Susan: Have you ever married?
Richard Nugent: No.
Susan: Have you ever been in love?
Richard Nugent: Yes I have. Tell me what kind of paper does this school run?
Susan: Oh, all the students read it.
Richard Nugent: I'll bet they do.

Susan: Did you have many ordeals before you became a success?
Richard Nugent: No, I...
Susan: You can talk to me. I want you to think of me, not as a newspaper woman, but as a friend.
Richard Nugent: Well, in that case, I'll tell you. I did suffer.

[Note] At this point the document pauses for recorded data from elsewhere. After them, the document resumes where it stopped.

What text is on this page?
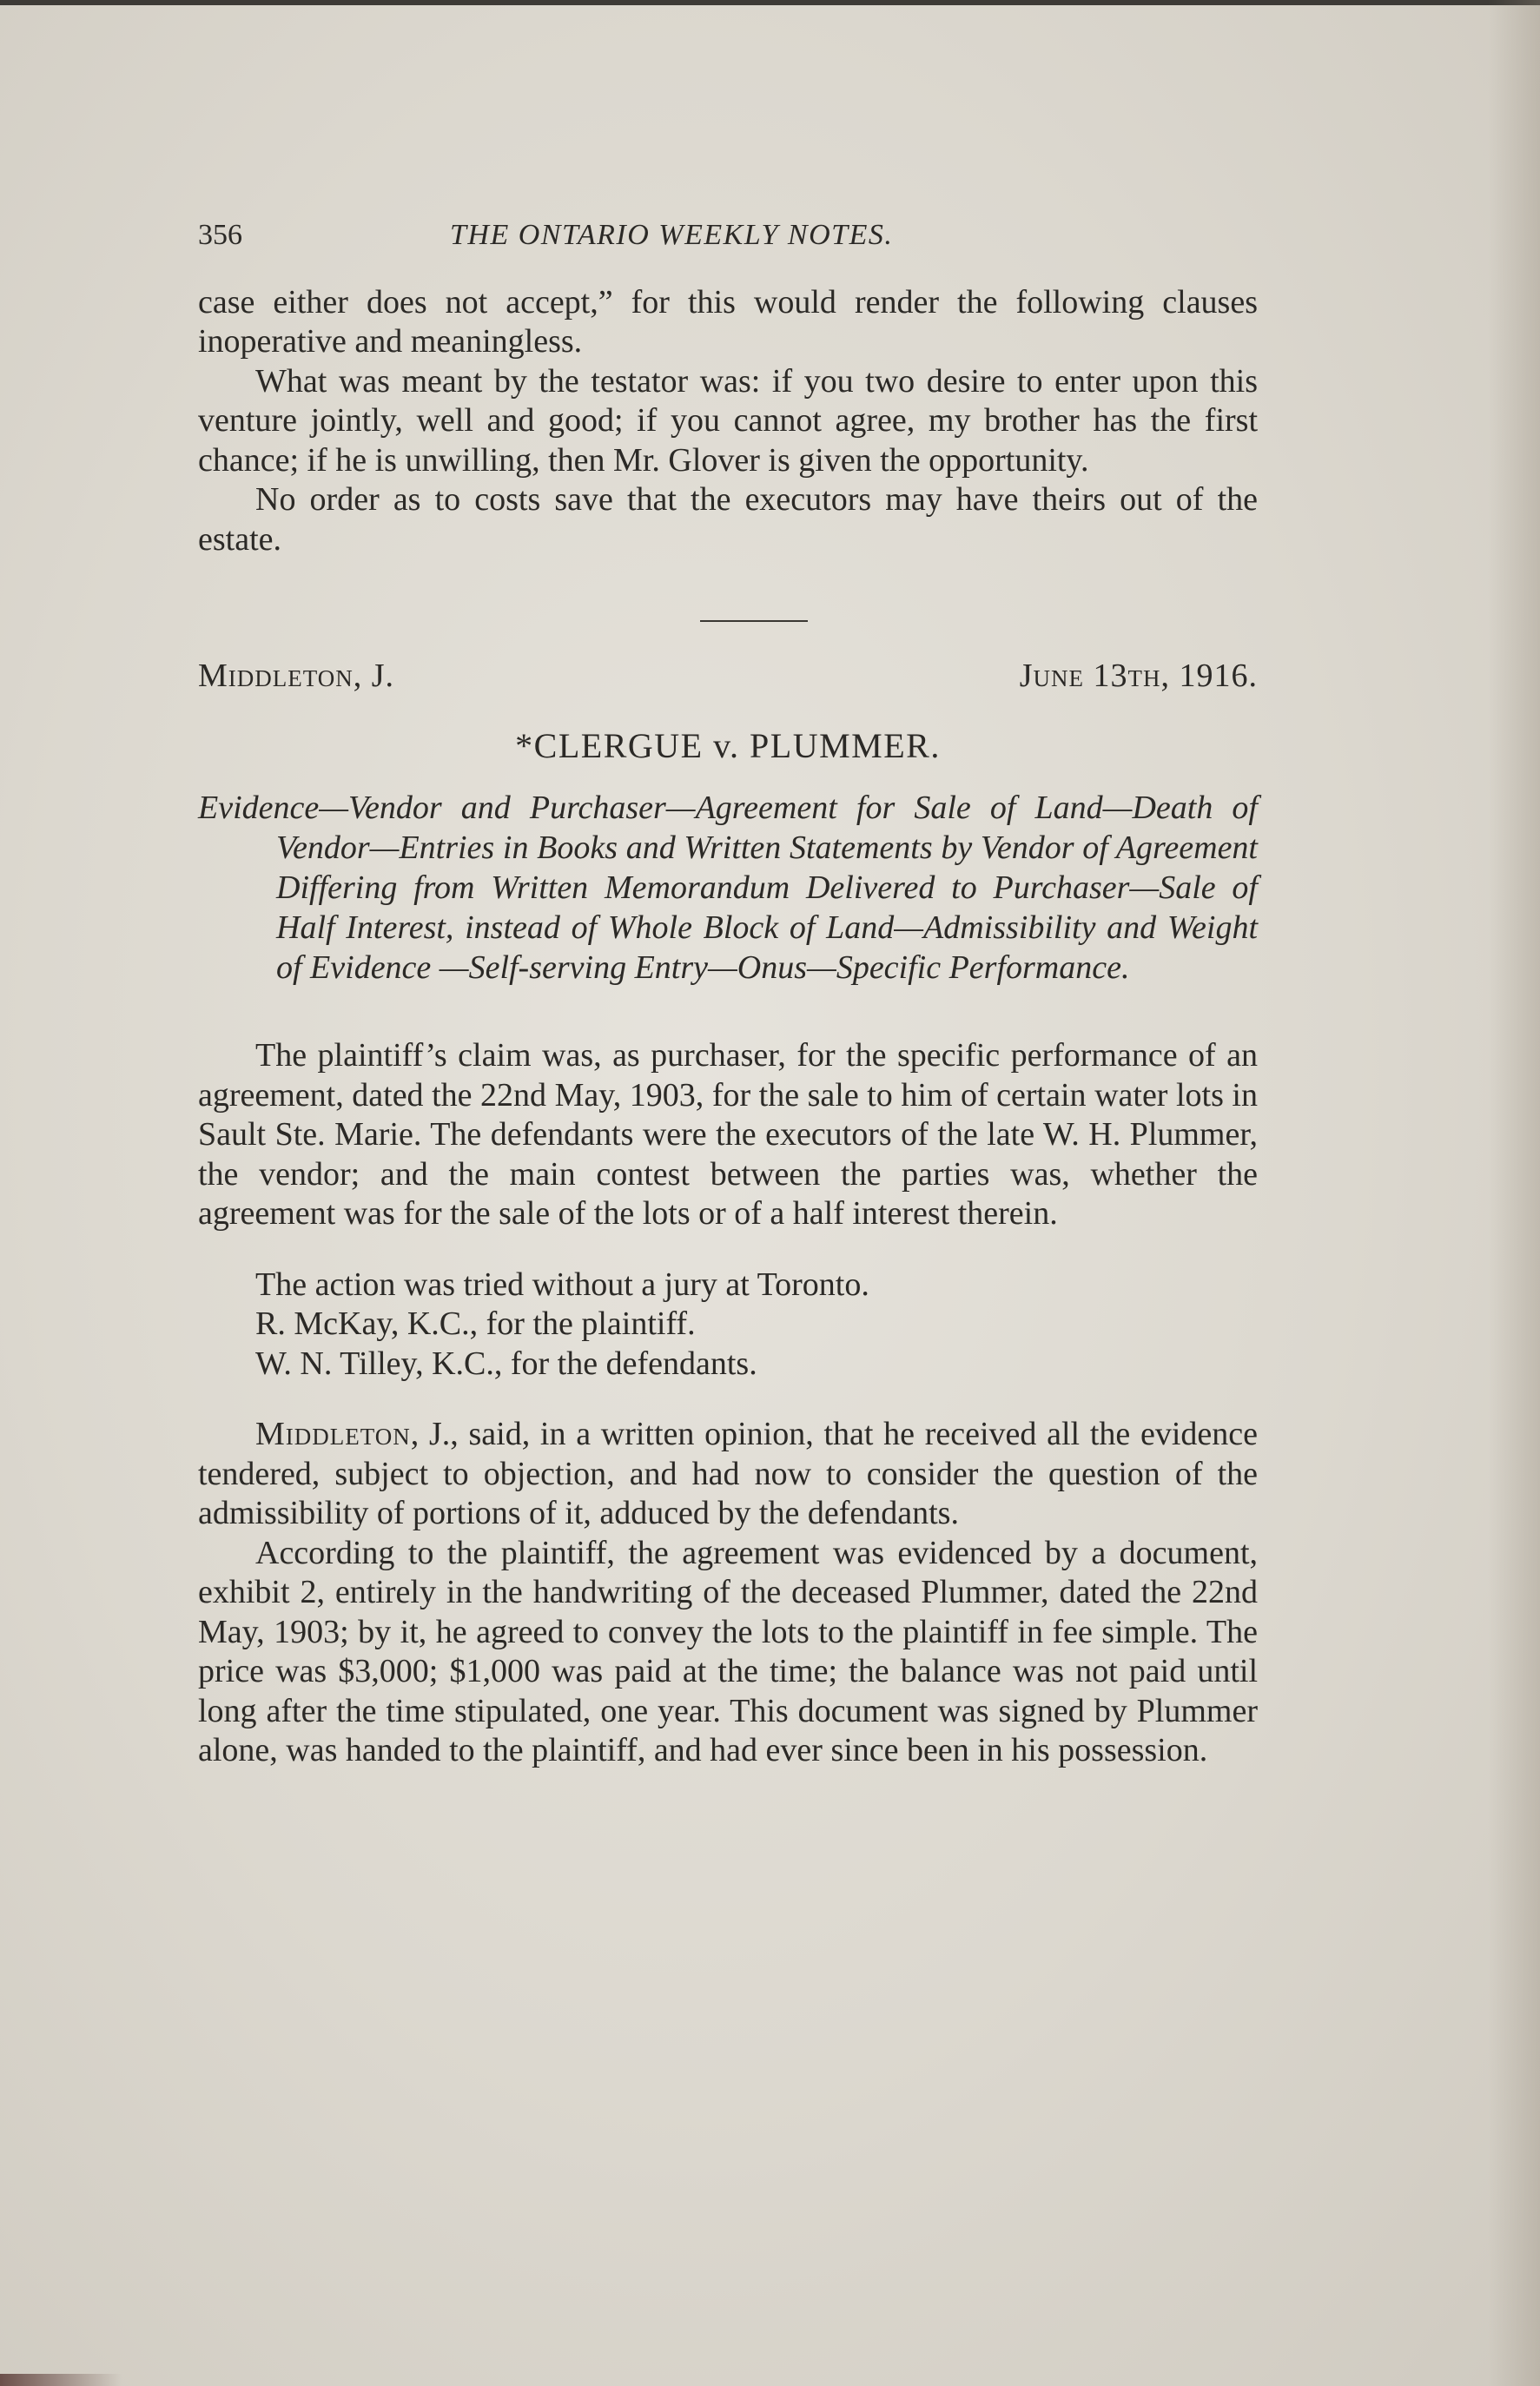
356	THE ONTARIO WEEKLY NOTES.

case either does not accept,” for this would render the following clauses inoperative and meaningless.

What was meant by the testator was: if you two desire to enter upon this venture jointly, well and good; if you cannot agree, my brother has the first chance; if he is unwilling, then Mr. Glover is given the opportunity.

No order as to costs save that the executors may have theirs out of the estate.

Middleton, J.	June 13th, 1916.
*CLERGUE v. PLUMMER.

Evidence—Vendor and Purchaser—Agreement for Sale of Land—Death of Vendor—Entries in Books and Written Statements by Vendor of Agreement Differing from Written Memorandum Delivered to Purchaser—Sale of Half Interest, instead of Whole Block of Land—Admissibility and Weight of Evidence —Self-serving Entry—Onus—Specific Performance.

The plaintiff’s claim was, as purchaser, for the specific performance of an agreement, dated the 22nd May, 1903, for the sale to him of certain water lots in Sault Ste. Marie. The defendants were the executors of the late W. H. Plummer, the vendor; and the main contest between the parties was, whether the agreement was for the sale of the lots or of a half interest therein.

The action was tried without a jury at Toronto.

R. McKay, K.C., for the plaintiff.

W. N. Tilley, K.C., for the defendants.

Middleton, J., said, in a written opinion, that he received all the evidence tendered, subject to objection, and had now to consider the question of the admissibility of portions of it, adduced by the defendants.

According to the plaintiff, the agreement was evidenced by a document, exhibit 2, entirely in the handwriting of the deceased Plummer, dated the 22nd May, 1903; by it, he agreed to convey the lots to the plaintiff in fee simple. The price was $3,000; $1,000 was paid at the time; the balance was not paid until long after the time stipulated, one year. This document was signed by Plummer alone, was handed to the plaintiff, and had ever since been in his possession.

When I was 10, my mother and father had a double suicide pack, they made it. I was sent to an orphanage. Some days they didn't beat me. Then one night I escaped, I ran away to New York. I used to steal.
Susan: What did you steal?
Richard Nugent: Beg your pardon?
Susan: What did you steal?
Richard Nugent: Crusts of bread... and things. One time I stole a valise. There were paints and paintbrushes inside. So I began to paint. Then they got me. I was sent to a reform school, but I escaped again.
Susan: Go on.
Richard Nugent: Back to new York. A weathly society lady saw my work, fell in love with me and sent me to art school. The rest is history.
Susan: How Wonderful. How terribly wonderful.

Richard Nugent: Could we do this some other time? I've got a date.
Susan: Then you're not married?
Richard Nugent: No.
Susan: I knew you weren't. You just couldn't be.
Richard Nugent: Oh I've had some offers.

Susan: Have you ever thought of me as a model?
Margaret: I can't honestly say that I have. Why?
Susan: Dickie wants me to pose for him.
Margaret: Oh, isn't that nice... DICKIE?